La première lecture tirée de la Genèse 15, 1-6 nous décrit « « l’ itinéraire » du premier croyant historique : Abraham, âgé ,va mourir sans héritier mâle. Dieu lui promet un successeur ; « Abraham eut foi dans le seigneur qui l'estima juste ». Sara, malgré son rire incrédule, enfanta Isaac.

 

L’auteur de l’épître aux Hébreux (11,8 ss) décrit le long pèlerinage des croyants dont le « premier de cordée », Abraham , par la foi.«  partit sans savoir où il allait ».

 

Dans l’évangile de l’enfance,2,22-40, Luc montre Marie et Joseph, accompagnés de Syméon et d’Anne présentant dans le temple le Messie et s’inscrivant dans cette longue cohorte de croyants de l’Ancien Testament

 

Ce dimanche nous décrit ce qu’est la foi à travers des portraits de croyants :Croire, c’est faire confiance à la parole de Dieu, non pas pour du « virtuel » ou des idées générales, mais pour des points essentiels concernant une vie d’homme ou de femmes : être père et mère pour Abraham et Sarah, Joseph et Marie. Parier sa vie sur une parole et Partir vers l’inconnu «  comme si l’on voyait l’invisible ». Faire confiance à Dieu ,quoi qu’il arrive, ne veut pas dire avoir une »,», c’est croire que, malgré les apparences, que Dieu prépare un salut pour chacun en particulier et pour le monde entier. C’est tenir bon « même quand un glaive traverse l’âme ». 

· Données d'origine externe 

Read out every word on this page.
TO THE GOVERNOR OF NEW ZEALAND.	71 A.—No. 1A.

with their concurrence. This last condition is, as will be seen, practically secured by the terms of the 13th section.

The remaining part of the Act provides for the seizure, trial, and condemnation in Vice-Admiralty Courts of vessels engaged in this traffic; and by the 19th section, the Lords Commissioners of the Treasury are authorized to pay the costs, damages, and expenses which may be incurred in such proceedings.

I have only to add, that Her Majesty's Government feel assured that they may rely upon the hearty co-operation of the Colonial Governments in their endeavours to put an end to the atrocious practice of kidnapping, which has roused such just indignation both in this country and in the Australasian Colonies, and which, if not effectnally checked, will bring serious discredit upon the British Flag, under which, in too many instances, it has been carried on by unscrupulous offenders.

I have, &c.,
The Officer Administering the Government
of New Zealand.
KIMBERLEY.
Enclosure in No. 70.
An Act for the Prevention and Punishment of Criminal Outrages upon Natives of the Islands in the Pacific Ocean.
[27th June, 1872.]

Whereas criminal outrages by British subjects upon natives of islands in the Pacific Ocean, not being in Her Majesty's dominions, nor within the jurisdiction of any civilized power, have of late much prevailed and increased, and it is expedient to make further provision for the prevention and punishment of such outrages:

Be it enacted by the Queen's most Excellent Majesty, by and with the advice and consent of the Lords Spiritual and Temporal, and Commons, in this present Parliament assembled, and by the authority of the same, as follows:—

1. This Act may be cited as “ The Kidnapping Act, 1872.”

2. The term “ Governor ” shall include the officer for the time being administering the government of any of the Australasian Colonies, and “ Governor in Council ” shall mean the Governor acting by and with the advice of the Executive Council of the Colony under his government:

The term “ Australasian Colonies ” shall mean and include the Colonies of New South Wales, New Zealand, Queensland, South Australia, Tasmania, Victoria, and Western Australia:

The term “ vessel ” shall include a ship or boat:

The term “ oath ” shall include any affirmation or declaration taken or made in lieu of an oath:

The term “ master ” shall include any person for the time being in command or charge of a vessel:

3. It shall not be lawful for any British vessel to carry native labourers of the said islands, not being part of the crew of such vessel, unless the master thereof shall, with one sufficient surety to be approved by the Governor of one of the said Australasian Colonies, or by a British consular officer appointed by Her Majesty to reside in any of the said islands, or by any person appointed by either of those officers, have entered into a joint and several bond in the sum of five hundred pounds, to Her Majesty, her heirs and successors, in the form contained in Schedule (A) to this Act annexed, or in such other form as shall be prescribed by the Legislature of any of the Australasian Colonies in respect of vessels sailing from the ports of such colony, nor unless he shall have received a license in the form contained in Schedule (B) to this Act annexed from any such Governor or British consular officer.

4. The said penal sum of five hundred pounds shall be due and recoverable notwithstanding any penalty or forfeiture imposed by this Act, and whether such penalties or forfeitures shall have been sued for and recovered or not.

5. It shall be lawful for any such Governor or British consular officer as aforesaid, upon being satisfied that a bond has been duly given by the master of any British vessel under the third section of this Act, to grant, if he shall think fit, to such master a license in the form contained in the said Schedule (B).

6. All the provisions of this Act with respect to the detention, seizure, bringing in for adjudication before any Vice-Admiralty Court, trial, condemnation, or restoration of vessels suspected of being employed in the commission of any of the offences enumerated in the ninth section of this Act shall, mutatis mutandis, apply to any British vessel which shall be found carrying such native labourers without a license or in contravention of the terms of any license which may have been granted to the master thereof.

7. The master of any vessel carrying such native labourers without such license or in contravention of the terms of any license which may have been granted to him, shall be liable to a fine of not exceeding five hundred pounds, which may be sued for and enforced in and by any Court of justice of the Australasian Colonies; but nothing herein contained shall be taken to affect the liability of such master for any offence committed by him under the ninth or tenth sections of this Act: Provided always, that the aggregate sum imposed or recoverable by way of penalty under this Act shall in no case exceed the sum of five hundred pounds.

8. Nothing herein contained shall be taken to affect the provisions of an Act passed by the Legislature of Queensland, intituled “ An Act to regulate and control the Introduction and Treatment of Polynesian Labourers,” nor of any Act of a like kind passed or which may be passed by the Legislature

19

Croire ne peut se faire seul dans son coin, mais en continuant de marcher dans la longue file de témoins, jeunes ou vieux. Les textes mêlent personnes âgées et enfants, comme si l’existence même des enfants était le signe de la réalisation du salut. La foi, c’est pour les hommes, jeunes ou vieux , faire confiance en Dieu qui est source de vie.

 

Ce dimanche est aussi la fête de la Famille, qui peut être le lieu privilégié de la naissance et du développement de la foi. Mais la « sainte famille » n’a rien d’une famille mille cocon, » fermée sur elle-même s’écoulant« comme un long fleuve tranquille . Dieu sait si la famille de Joseph et de Marie n’est pas classique, avec ce mystère qui plane sur les conditions de la naissance . Quelle confiance ont dû avoir l’un dans l’autre Joseph et Marie ! Et plus tard, pour les parents, comme l’épisode de Jésus parmi les docteurs le signifie bien, quelles secousses pour les parents de découvrir que Jésus ne voulait pas être charpentier comme, son père, mais qu’il partait sur les routes avec des hommes et des femmes inconnus « ,pour les affaires de son Père » alors qu’il n’était ni prêtre, ni théologien . Les voisins ont dû jaser. Les Évangiles le disent clairement : l’entourage proche de Jésus, « même ses frères ne croyaient pas en lui» Jn, 7,5. Marie a gardé foi en son fils. Mais ce n’était pas évident pour elle, tant Jésus ne correspondait pas à l’image que les juifs se faisaient du Messie, à commencer par Jean Batiste. La famille de Jésus n’a pas été un clan fermé sur lui-même, mais un lieu de ressourcement pour aller porter la bonne nouvelle au dehors.

 

En ce lendemain de Noël et en cette proximité de nouvelle année, c’est le vœu que nous pouvons nous formuler les uns aux autres, à une période troublée où la foi et l’espérance sont plus que nécessaires . Jésus est venu sur terre pour attester que Dieu aime les hommes et les femmes et que nous pouvons avoir confiance en son Père et en Lui, qui est « la lumière, le chemin et la vie ».